Palabras más, palabras menos fue lo que el ex presidente de Chile Patricio Aylwin nos contó en un cordial encuentro celebrado en su modesta casa del barrio Ñuñoa de Santiago de Chile, junto a Antonio Ledezma y Agustín Berríos, cuando asistiéramos a la transmisión de mando de Sebastián Piñera a su primera investidura, en marzo de 2010. De esa larga, amena y muy amable conversación pudimos concluir importantes enseñanzas, que el estadista chileno insistía en recalcarnos como elementos claves y necesarios para concluir con éxito el complejo, difícil y delicado proceso de desalojo de una tiranía. Recuerdo de entre ellos, en primer lugar, la necesidad de alcanzar una férrea unidad de las fuerzas democráticas, que siendo él su principal gestor en el caso chileno, le había sido recompensado con la primera presidencia de la transición. No era un político joven e inexperto. Ni estaba al frente de una agrupación sin experiencia gubernativa.

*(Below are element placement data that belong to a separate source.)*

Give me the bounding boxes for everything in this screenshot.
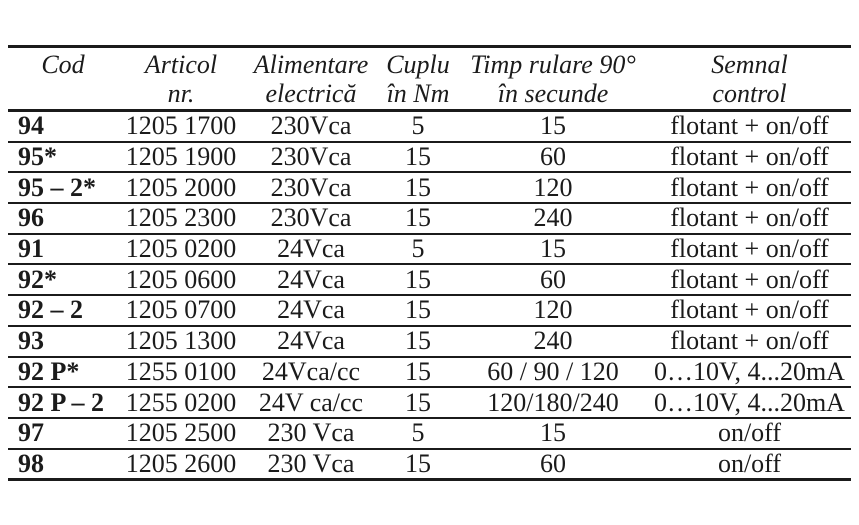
cell-cuplu: 15 <box>378 387 458 418</box>
cell-alimentare: 230 Vca <box>244 449 378 480</box>
cell-alimentare: 24Vca <box>244 326 378 357</box>
column-header-cod <box>8 47 118 111</box>
cell-semnal: flotant + on/off <box>648 203 851 234</box>
table-row <box>8 326 851 357</box>
cell-alimentare: 230Vca <box>244 111 378 142</box>
column-header-timp <box>458 47 648 111</box>
cell-articol: 1205 0700 <box>118 295 244 326</box>
cell-cuplu: 5 <box>378 418 458 449</box>
cell-semnal: flotant + on/off <box>648 234 851 265</box>
table-row <box>8 111 851 142</box>
header-row <box>8 47 851 111</box>
cell-cod: 92* <box>8 264 118 295</box>
cell-alimentare: 24Vca <box>244 295 378 326</box>
cell-cod: 94 <box>8 111 118 142</box>
cell-cuplu: 15 <box>378 264 458 295</box>
header-line2: în secunde <box>497 79 609 108</box>
cell-cuplu: 15 <box>378 357 458 388</box>
cell-alimentare: 24Vca <box>244 234 378 265</box>
cell-articol: 1205 1900 <box>118 142 244 173</box>
cell-alimentare: 24Vca/cc <box>244 357 378 388</box>
cell-timp: 60 / 90 / 120 <box>458 357 648 388</box>
header-line1: Cod <box>41 50 85 79</box>
column-header-alimentare <box>244 47 378 111</box>
cell-timp: 60 <box>458 449 648 480</box>
cell-semnal: 0…10V, 4...20mA <box>648 387 851 418</box>
cell-timp: 60 <box>458 264 648 295</box>
cell-cuplu: 15 <box>378 203 458 234</box>
column-header-cuplu <box>378 47 458 111</box>
cell-alimentare: 230Vca <box>244 142 378 173</box>
cell-cuplu: 15 <box>378 142 458 173</box>
cell-timp: 15 <box>458 111 648 142</box>
cell-cuplu: 15 <box>378 295 458 326</box>
cell-cod: 95* <box>8 142 118 173</box>
header-line1: Articol <box>144 50 218 79</box>
cell-semnal: 0…10V, 4...20mA <box>648 357 851 388</box>
cell-cod: 93 <box>8 326 118 357</box>
cell-semnal: flotant + on/off <box>648 295 851 326</box>
cell-semnal: flotant + on/off <box>648 264 851 295</box>
cell-alimentare: 230Vca <box>244 203 378 234</box>
cell-semnal: on/off <box>648 449 851 480</box>
cell-timp: 120 <box>458 172 648 203</box>
cell-timp: 240 <box>458 326 648 357</box>
cell-cod: 98 <box>8 449 118 480</box>
header-line2: control <box>712 79 787 108</box>
cell-articol: 1205 2300 <box>118 203 244 234</box>
header-line2: electrică <box>265 79 357 108</box>
cell-articol: 1255 0200 <box>118 387 244 418</box>
table-row <box>8 172 851 203</box>
cell-timp: 120 <box>458 295 648 326</box>
cell-cuplu: 15 <box>378 449 458 480</box>
cell-articol: 1205 2500 <box>118 418 244 449</box>
cell-semnal: flotant + on/off <box>648 142 851 173</box>
cell-cod: 92 – 2 <box>8 295 118 326</box>
cell-articol: 1205 0200 <box>118 234 244 265</box>
table-row <box>8 387 851 418</box>
cell-articol: 1205 1300 <box>118 326 244 357</box>
cell-cuplu: 15 <box>378 326 458 357</box>
column-header-articol <box>118 47 244 111</box>
cell-articol: 1255 0100 <box>118 357 244 388</box>
column-header-semnal <box>648 47 851 111</box>
cell-semnal: flotant + on/off <box>648 172 851 203</box>
table-row <box>8 357 851 388</box>
cell-articol: 1205 2000 <box>118 172 244 203</box>
table-row <box>8 234 851 265</box>
cell-cuplu: 5 <box>378 111 458 142</box>
table-row <box>8 295 851 326</box>
cell-semnal: flotant + on/off <box>648 326 851 357</box>
cell-alimentare: 230Vca <box>244 172 378 203</box>
cell-cuplu: 5 <box>378 234 458 265</box>
cell-alimentare: 24Vca <box>244 264 378 295</box>
cell-cuplu: 15 <box>378 172 458 203</box>
table-row <box>8 142 851 173</box>
cell-timp: 120/180/240 <box>458 387 648 418</box>
cell-semnal: on/off <box>648 418 851 449</box>
cell-timp: 15 <box>458 234 648 265</box>
cell-cod: 92 P – 2 <box>8 387 118 418</box>
cell-alimentare: 230 Vca <box>244 418 378 449</box>
cell-timp: 15 <box>458 418 648 449</box>
header-line2: nr. <box>167 79 195 108</box>
cell-timp: 60 <box>458 142 648 173</box>
cell-semnal: flotant + on/off <box>648 111 851 142</box>
table-row <box>8 418 851 449</box>
cell-articol: 1205 0600 <box>118 264 244 295</box>
header-line1: Alimentare <box>253 50 369 79</box>
cell-articol: 1205 2600 <box>118 449 244 480</box>
cell-timp: 240 <box>458 203 648 234</box>
header-line2: în Nm <box>386 79 450 108</box>
cell-cod: 92 P* <box>8 357 118 388</box>
table-row <box>8 203 851 234</box>
actuator-spec-table <box>8 45 851 481</box>
cell-articol: 1205 1700 <box>118 111 244 142</box>
cell-cod: 91 <box>8 234 118 265</box>
cell-cod: 97 <box>8 418 118 449</box>
cell-cod: 96 <box>8 203 118 234</box>
cell-cod: 95 – 2* <box>8 172 118 203</box>
table-row <box>8 264 851 295</box>
cell-alimentare: 24V ca/cc <box>244 387 378 418</box>
header-line1: Timp rulare 90° <box>470 50 636 79</box>
header-line1: Semnal <box>711 50 788 79</box>
table-row <box>8 449 851 480</box>
header-line1: Cuplu <box>386 50 450 79</box>
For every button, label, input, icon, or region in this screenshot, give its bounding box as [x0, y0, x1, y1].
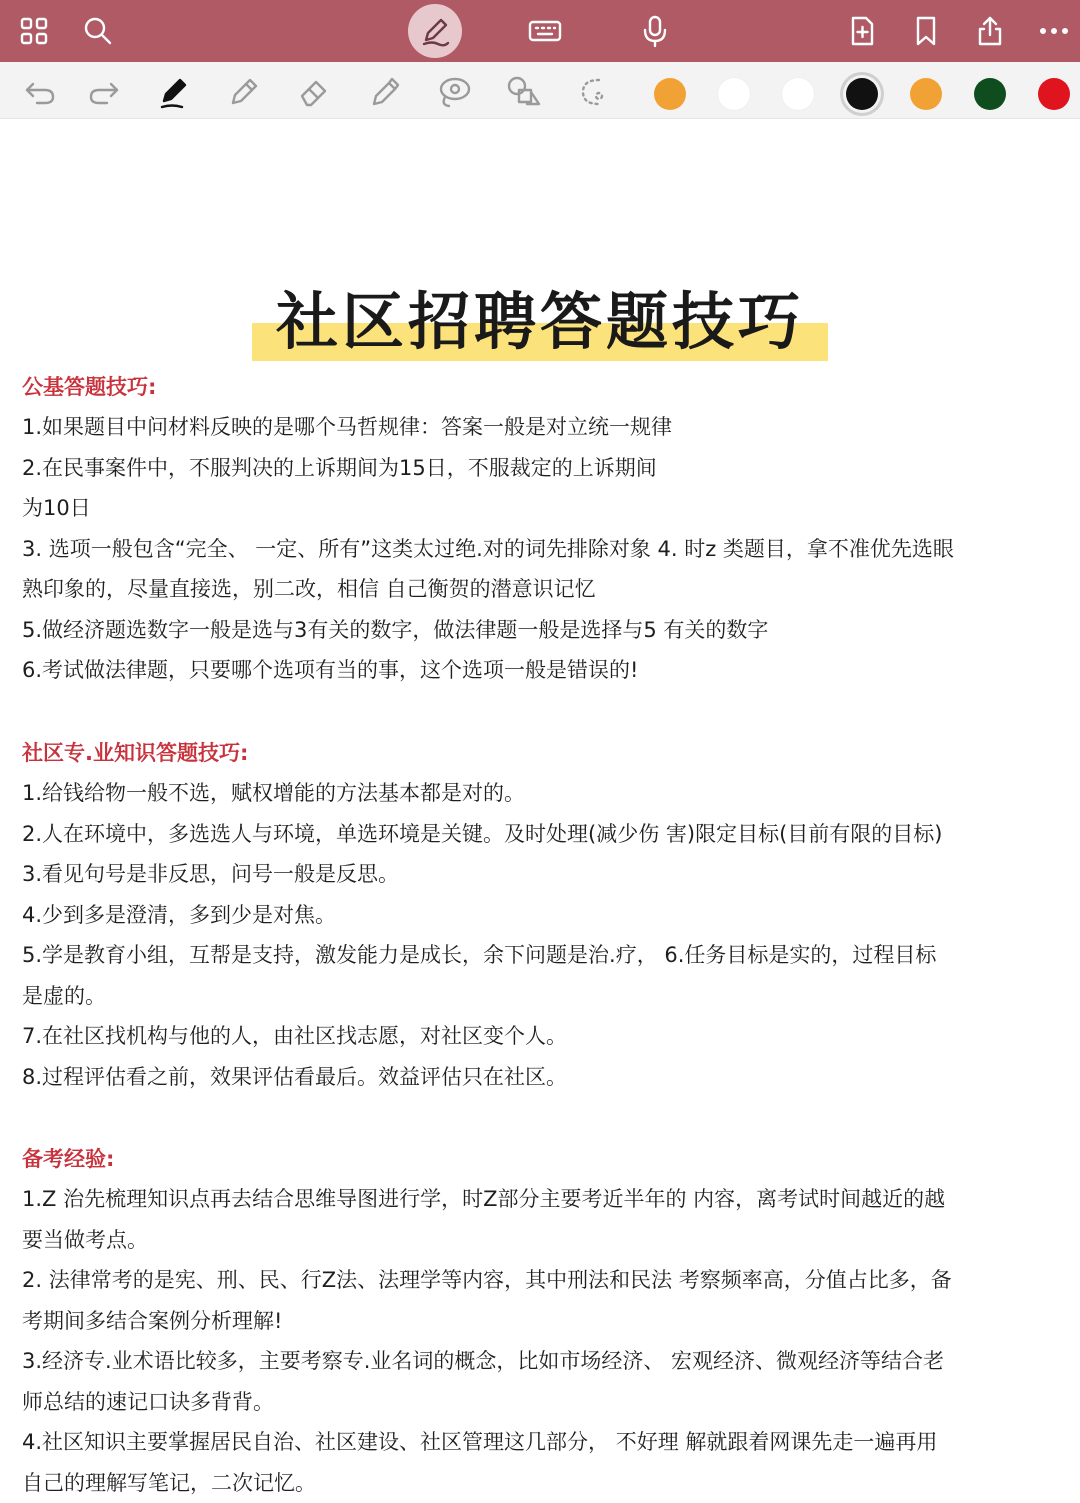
color-swatch-green[interactable]: [974, 78, 1006, 110]
note-line: 4.社区知识主要掌握居民自治、社区建设、社区管理这几部分， 不好理 解就跟着网课先走一遍再用: [22, 1422, 1058, 1463]
lasso-icon[interactable]: [434, 72, 474, 112]
section-heading: 社区专.业知识答题技巧:: [22, 733, 1058, 773]
pencil-icon[interactable]: [224, 72, 264, 112]
redo-icon[interactable]: [84, 72, 124, 112]
note-line: 3.看见句号是非反思，问号一般是反思。: [22, 854, 1058, 895]
note-line: 5.学是教育小组，互帮是支持，激发能力是成长，余下问题是治.疗， 6.任务目标是实的，过程目标: [22, 935, 1058, 976]
keyboard-icon[interactable]: [525, 11, 565, 51]
note-line: 1.Z 治先梳理知识点再去结合思维导图进行学，时Z部分主要考近半年的 内容，离考试时间越近的越: [22, 1179, 1058, 1220]
note-line: 6.考试做法律题，只要哪个选项有当的事，这个选项一般是错误的!: [22, 650, 1058, 691]
note-line: 2.在民事案件中，不服判决的上诉期间为15日，不服裁定的上诉期间: [22, 448, 1058, 489]
note-line: 熟印象的，尽量直接选，别二改，相信 自己衡贺的潜意识记忆: [22, 569, 1058, 610]
note-line: 考期间多结合案例分析理解!: [22, 1301, 1058, 1342]
note-line: 1.给钱给物一般不选，赋权增能的方法基本都是对的。: [22, 773, 1058, 814]
note-line: 3. 选项一般包含“完全、 一定、所有”这类太过绝.对的词先排除对象 4. 时z 类题目，拿不准优先选眼: [22, 529, 1058, 570]
note-line: 自己的理解写笔记，二次记忆。: [22, 1463, 1058, 1503]
highlighter-icon[interactable]: [364, 72, 404, 112]
share-icon[interactable]: [970, 11, 1010, 51]
shapes-icon[interactable]: [504, 72, 544, 112]
color-swatch-orange[interactable]: [654, 78, 686, 110]
section-community-knowledge: [22, 733, 1058, 1097]
color-swatch-black-selected[interactable]: [846, 78, 878, 110]
color-swatch-white[interactable]: [782, 78, 814, 110]
laser-icon[interactable]: [574, 72, 614, 112]
app-top-bar: [0, 0, 1080, 62]
note-line: 师总结的速记口诀多背背。: [22, 1382, 1058, 1423]
more-icon[interactable]: [1034, 11, 1074, 51]
note-line: 2. 法律常考的是宪、刑、民、行Z法、法理学等内容，其中刑法和民法 考察频率高，分值占比多，备: [22, 1260, 1058, 1301]
section-heading: 备考经验:: [22, 1139, 1058, 1179]
section-exam-prep: [22, 1139, 1058, 1503]
eraser-icon[interactable]: [294, 72, 334, 112]
color-swatch-red[interactable]: [1038, 78, 1070, 110]
note-line: 3.经济专.业术语比较多，主要考察专.业名词的概念，比如市场经济、 宏观经济、微观经济等结合老: [22, 1341, 1058, 1382]
grid-icon[interactable]: [14, 11, 54, 51]
add-page-icon[interactable]: [842, 11, 882, 51]
note-title: 社区招聘答题技巧: [252, 283, 828, 361]
pen-mode-button[interactable]: [408, 4, 462, 58]
note-line: 是虚的。: [22, 976, 1058, 1017]
color-swatch-orange[interactable]: [910, 78, 942, 110]
note-line: 2.人在环境中，多选选人与环境，单选环境是关键。及时处理(减少伤 害)限定目标(目前有限的目标): [22, 814, 1058, 855]
bookmark-icon[interactable]: [906, 11, 946, 51]
section-public-basics: [22, 367, 1058, 691]
microphone-icon[interactable]: [635, 11, 675, 51]
note-line: 1.如果题目中问材料反映的是哪个马哲规律：答案一般是对立统一规律: [22, 407, 1058, 448]
undo-icon[interactable]: [20, 72, 60, 112]
note-line: 4.少到多是澄清，多到少是对焦。: [22, 895, 1058, 936]
section-heading: 公基答题技巧:: [22, 367, 1058, 407]
note-line: 7.在社区找机构与他的人，由社区找志愿，对社区变个人。: [22, 1016, 1058, 1057]
color-swatch-white[interactable]: [718, 78, 750, 110]
note-line: 为10日: [22, 488, 1058, 529]
note-line: 要当做考点。: [22, 1220, 1058, 1261]
note-line: 8.过程评估看之前，效果评估看最后。效益评估只在社区。: [22, 1057, 1058, 1098]
search-icon[interactable]: [78, 11, 118, 51]
note-line: 5.做经济题选数字一般是选与3有关的数字，做法律题一般是选择与5 有关的数字: [22, 610, 1058, 651]
pen-icon: [156, 73, 192, 111]
pen-tool[interactable]: [154, 72, 194, 112]
pen-icon: [418, 14, 452, 48]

Lo era además en el país probablemente más rico en tradiciones, fogueado y experimentado en las luchas políticas de la región, que acababa de sufrir el embate de una trágica experiencia y nada más y nada menos que 17 años de una dictadura militar en muchos aspectos productiva y muy exitosa.

Contaba con 72 años, había sido presidente del Senado durante los dos primeros años del gobierno de Salvador Allende veinte años antes, entre 1970 y 1972, y era entonces, a sus 52 años, junto a Eduardo Frei Montalva y Bernardo Leighton, el parlamentario más destacado de la Democracia Cristiana, habiendo presidido el partido en la época más dura y difícil de la historia política chilena. Para decirlo en pocas palabras: el primer presidente de la transición chilena, a sus 72 años, era un estadista hecho y derecho. Que tenía cabal conciencia del trascendental momento histórico que vivía y de las graves responsabilidades que había asumido sobre sus hombros.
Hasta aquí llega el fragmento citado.